Par l'organisation de son plan, la sobriété de son architecture aux lignes pures dénuées de surcharges ornementales et sa situation dans un vallonnement boisé et isolé, l'abbaye de Boschaud constitue une parfaite illustration de la tradition cistercienne bien que ne se trouvant pas auprès d'un cours d'eau comme la grande majorité de ses homologues obéissant à la règle de Cîteaux. Ses origines sont peu documentées mais il est généralement admis qu'elle a été bâtie, pour l'essentiel, de 1154 à 1159 sur l'emplacement d'un ermitage fondé par l'anachorète Foulques, frère de Géraud de Sales, le fondateur des monastères de Cadouin en Dordogne et des Châtelliers (1) dans les Deux Sèvres, cette dernière étant l'abbaye mère de Boschaud.

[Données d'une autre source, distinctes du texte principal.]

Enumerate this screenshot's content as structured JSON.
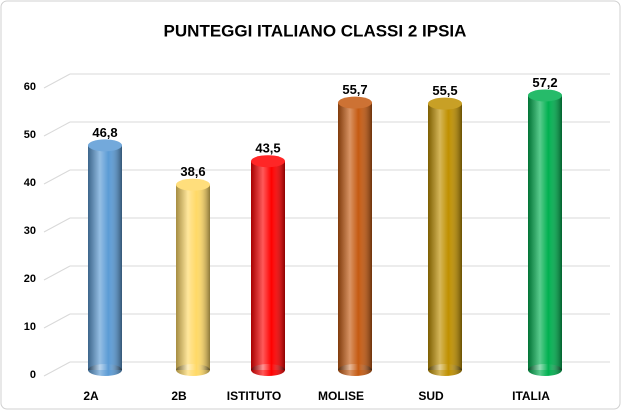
{
  "chart_data": {
    "type": "bar",
    "title": "PUNTEGGI  ITALIANO  CLASSI 2 IPSIA",
    "categories": [
      "2A",
      "2B",
      "ISTITUTO",
      "MOLISE",
      "SUD",
      "ITALIA"
    ],
    "values": [
      46.8,
      38.6,
      43.5,
      55.7,
      55.5,
      57.2
    ],
    "value_labels": [
      "46,8",
      "38,6",
      "43,5",
      "55,7",
      "55,5",
      "57,2"
    ],
    "colors": [
      "#5b9bd5",
      "#ffd966",
      "#ff0000",
      "#c55a11",
      "#bf9000",
      "#00b050"
    ],
    "ylim": [
      0,
      60
    ],
    "yticks": [
      0,
      10,
      20,
      30,
      40,
      50,
      60
    ],
    "grid": true
  }
}
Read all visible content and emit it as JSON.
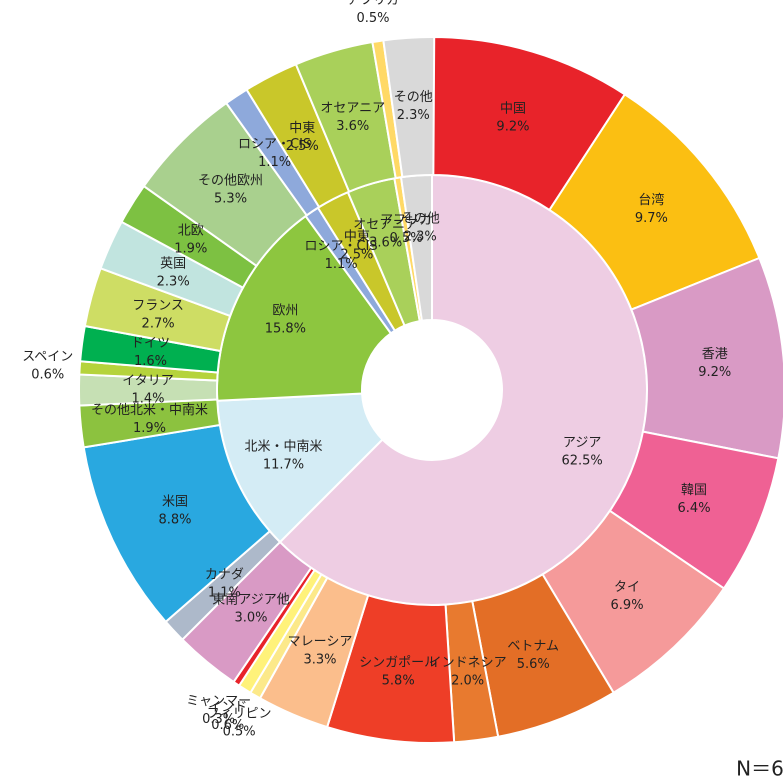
{
  "chart_data": {
    "type": "sunburst",
    "rings": [
      {
        "categories": [
          "アジア",
          "北米・中南米",
          "欧州",
          "ロシア・CIS",
          "中東",
          "オセアニア",
          "アフリカ",
          "その他"
        ],
        "values": [
          62.5,
          11.7,
          15.8,
          1.1,
          2.5,
          3.6,
          0.5,
          2.3
        ],
        "value_labels": [
          "62.5%",
          "11.7%",
          "15.8%",
          "1.1%",
          "2.5%",
          "3.6%",
          "0.5%",
          "2.3%"
        ],
        "colors": [
          "#eecde3",
          "#d4ecf5",
          "#8dc63f",
          "#8ea9db",
          "#c9c72a",
          "#a9d05a",
          "#ffd966",
          "#d9d9d9"
        ]
      },
      {
        "categories": [
          "中国",
          "台湾",
          "香港",
          "韓国",
          "タイ",
          "ベトナム",
          "インドネシア",
          "シンガポール",
          "マレーシア",
          "フィリピン",
          "インド",
          "ミャンマー",
          "東南アジア他",
          "カナダ",
          "米国",
          "その他北米・中南米",
          "イタリア",
          "スペイン",
          "ドイツ",
          "フランス",
          "英国",
          "北欧",
          "その他欧州",
          "ロシア・CIS",
          "中東",
          "オセアニア",
          "アフリカ",
          "その他"
        ],
        "values": [
          9.2,
          9.7,
          9.2,
          6.4,
          6.9,
          5.6,
          2.0,
          5.8,
          3.3,
          0.5,
          0.6,
          0.3,
          3.0,
          1.1,
          8.8,
          1.9,
          1.4,
          0.6,
          1.6,
          2.7,
          2.3,
          1.9,
          5.3,
          1.1,
          2.5,
          3.6,
          0.5,
          2.3
        ],
        "value_labels": [
          "9.2%",
          "9.7%",
          "9.2%",
          "6.4%",
          "6.9%",
          "5.6%",
          "2.0%",
          "5.8%",
          "3.3%",
          "0.5%",
          "0.6%",
          "0.3%",
          "3.0%",
          "1.1%",
          "8.8%",
          "1.9%",
          "1.4%",
          "0.6%",
          "1.6%",
          "2.7%",
          "2.3%",
          "1.9%",
          "5.3%",
          "1.1%",
          "2.5%",
          "3.6%",
          "0.5%",
          "2.3%"
        ],
        "colors": [
          "#e8232a",
          "#fbbf12",
          "#d99ac5",
          "#ef6194",
          "#f59a9a",
          "#e36e26",
          "#e87a2f",
          "#ee3e27",
          "#fbbe8c",
          "#fce98a",
          "#fff27a",
          "#e8232a",
          "#d99ac5",
          "#adb9ca",
          "#29a8e0",
          "#8cc23f",
          "#c6e0b4",
          "#b5d33c",
          "#00b050",
          "#cedd64",
          "#c1e4df",
          "#7dc142",
          "#a9d08e",
          "#8ea9db",
          "#c9c72a",
          "#a9d05a",
          "#ffd966",
          "#d9d9d9"
        ]
      }
    ],
    "note": "N＝6"
  }
}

Adoptant la configuration conventionnelle, pour ne pas dire réglementaire, des monastères cisterciens, l'abbaye se composait d'une église orientée et de bâtiments conventuels organisés autour d'un cloître flanquant la nef de l'église au sud et auxquels s'ajoutaient, à l'est, divers bâtiments « hors clôture liturgique ».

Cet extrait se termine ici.